Here is the other thing about Green: At his peak, he was never as bad defensively as his critics want you to believe that he was. He was consistently among the best possession-driving defenders in the league and a big-minute, top-pairing defender on a top team.
Given that, plus his offensive ability that no other defenseman in the league at the time could match, he should have won at least won one Norris Trophy.
2003-04 Vezina Trophy
1. Martin Brodeur, Devils (89 points)
2. Miikka Kiprusoff, Flames (55)
3. Roberto Luongo, Panthers (45)
4. Marty Turco, Stars (43)
5. Andrew Raycroft, Bruins (14)
Roberto Luongo might go down as one of the most underappreciated great players of his era. Even though he has been one of the best goalies in the NHL for nearly two decades, the only award he’s taken home was the Jennings Trophy in 2010-11 when he and Cory Schneider teamed up to allow the fewest goals in the NHL.
He should have another award for his trophy case — a Vezina Trophy in 2004.
In Luongo’s first stint with the Panthers, he was a young goalie stuck on a perpetually rebuilding team that would bleed shots against every single night. He would play 65-70 games every year, face more shots than any goalie in the league, and consistently put up some of the best numbers in the league.
The 2003-04 season was his best, finishing with a .931 save percentage in 72 games.
In the history of the league, only three goalies played in at least 70 games in a season and finished a save percentage higher than .930.
Bernie Parent did it in 1973-74 with the Flyers, Dominik Hasek in 1997-98 with the Sabres, and Luogno in 2003-04 with the Panthers. Parent and Hasek both won the Vezina Trophy in their seasons. Loungo finished in third behind Martin Brodeur and Miikka Kiprusoff.
This isn’t meant to be a knock on Brodeur, but he finished that year with .917 save percentage while playing behind a vastly superior team. It was a reputation win and nothing more.
2015-16 Norris Trophy
1. Drew Doughty, Kings (1,254 points)
2. Erik Karlsson, Senators (1,020)
3. Brent Burns, Sharks (619)
4. Kris Letang, Penguins (587)
5. Roman Josi, Predators (120)
The two best defensemen in the NHL for the past five years have been Erik Karlsson and Drew Doughty. When it comes to ranking them, it probably depends on your preferred style of play. Doughty is more of the shutdown type defenseman, and he is the best one going in the league today. Karlsson is the most prolific offensive defenseman the league has seen since, well, probably the days of Bobby Orr.

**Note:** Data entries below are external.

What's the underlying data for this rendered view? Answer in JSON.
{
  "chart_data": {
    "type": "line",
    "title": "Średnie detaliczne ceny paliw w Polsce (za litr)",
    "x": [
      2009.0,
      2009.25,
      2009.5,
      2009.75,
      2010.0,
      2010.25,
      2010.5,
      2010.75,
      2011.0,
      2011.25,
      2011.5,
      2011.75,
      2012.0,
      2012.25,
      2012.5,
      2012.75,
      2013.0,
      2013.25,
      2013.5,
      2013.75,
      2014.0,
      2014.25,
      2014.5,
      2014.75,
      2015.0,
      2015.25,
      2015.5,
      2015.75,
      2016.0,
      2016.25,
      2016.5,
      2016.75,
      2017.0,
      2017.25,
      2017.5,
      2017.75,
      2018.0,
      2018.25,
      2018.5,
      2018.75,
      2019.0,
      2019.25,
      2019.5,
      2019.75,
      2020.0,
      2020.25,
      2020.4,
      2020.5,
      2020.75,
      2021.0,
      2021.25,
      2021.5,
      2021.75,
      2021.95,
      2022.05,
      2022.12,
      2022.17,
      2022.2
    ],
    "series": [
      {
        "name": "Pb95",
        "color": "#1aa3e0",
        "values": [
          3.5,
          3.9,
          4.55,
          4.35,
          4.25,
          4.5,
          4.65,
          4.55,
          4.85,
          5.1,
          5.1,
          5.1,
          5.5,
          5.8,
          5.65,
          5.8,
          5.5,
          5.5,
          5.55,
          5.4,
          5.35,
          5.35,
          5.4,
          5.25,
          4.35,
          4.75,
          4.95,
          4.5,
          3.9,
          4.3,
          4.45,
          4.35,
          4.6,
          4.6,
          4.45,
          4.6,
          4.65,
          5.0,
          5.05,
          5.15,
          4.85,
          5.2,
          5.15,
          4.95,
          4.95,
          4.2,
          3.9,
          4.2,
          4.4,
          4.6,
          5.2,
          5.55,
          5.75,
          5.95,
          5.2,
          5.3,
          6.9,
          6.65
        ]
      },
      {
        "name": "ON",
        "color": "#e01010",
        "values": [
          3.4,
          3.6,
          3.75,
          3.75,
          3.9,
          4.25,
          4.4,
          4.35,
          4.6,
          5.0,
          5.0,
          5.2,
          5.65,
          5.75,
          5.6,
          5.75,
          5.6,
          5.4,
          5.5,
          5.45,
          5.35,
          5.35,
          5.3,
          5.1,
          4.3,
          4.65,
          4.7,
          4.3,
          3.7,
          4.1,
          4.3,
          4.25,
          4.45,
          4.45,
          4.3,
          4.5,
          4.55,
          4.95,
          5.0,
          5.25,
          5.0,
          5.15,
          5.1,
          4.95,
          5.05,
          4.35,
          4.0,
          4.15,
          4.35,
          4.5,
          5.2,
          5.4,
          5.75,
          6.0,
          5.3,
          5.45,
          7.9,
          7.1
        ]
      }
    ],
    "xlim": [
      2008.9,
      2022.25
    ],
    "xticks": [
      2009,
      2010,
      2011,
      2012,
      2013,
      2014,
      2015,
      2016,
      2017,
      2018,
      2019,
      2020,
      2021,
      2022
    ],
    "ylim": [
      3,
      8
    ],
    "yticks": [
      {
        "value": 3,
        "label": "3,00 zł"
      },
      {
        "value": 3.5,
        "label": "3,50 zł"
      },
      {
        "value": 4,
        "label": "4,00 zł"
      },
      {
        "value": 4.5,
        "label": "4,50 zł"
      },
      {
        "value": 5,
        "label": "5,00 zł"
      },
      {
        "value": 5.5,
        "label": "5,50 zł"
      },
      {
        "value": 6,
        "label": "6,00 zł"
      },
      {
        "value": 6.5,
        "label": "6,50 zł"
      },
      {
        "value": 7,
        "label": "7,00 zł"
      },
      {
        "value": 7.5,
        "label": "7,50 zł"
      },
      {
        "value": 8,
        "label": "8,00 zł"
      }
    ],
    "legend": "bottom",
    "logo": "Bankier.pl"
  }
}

Karlsson is already a two-time Norris Trophy winner and he probably should be a three-time winner after his 2015-16 season performance when he averaged a point per game, finished in the top four in the scoring race, led the league in assists, was on the ice for the second-most goals of any player in the NHL, and played more than 28 minutes per game. It was one of the most dominant seasons a defenseman has had in years. And it was not enough to win the Norris Trophy.
My biggest problem with this result: It seemed to be a foregone conclusion all season long that Doughty was going to win the award because it was “his time” or “overdue” or that it should have happened in previous seasons. And maybe it should have. But it shouldn’t have happened in this season.
It was basically a career achievement award for a player who was 26 years old and still in the prime of his career.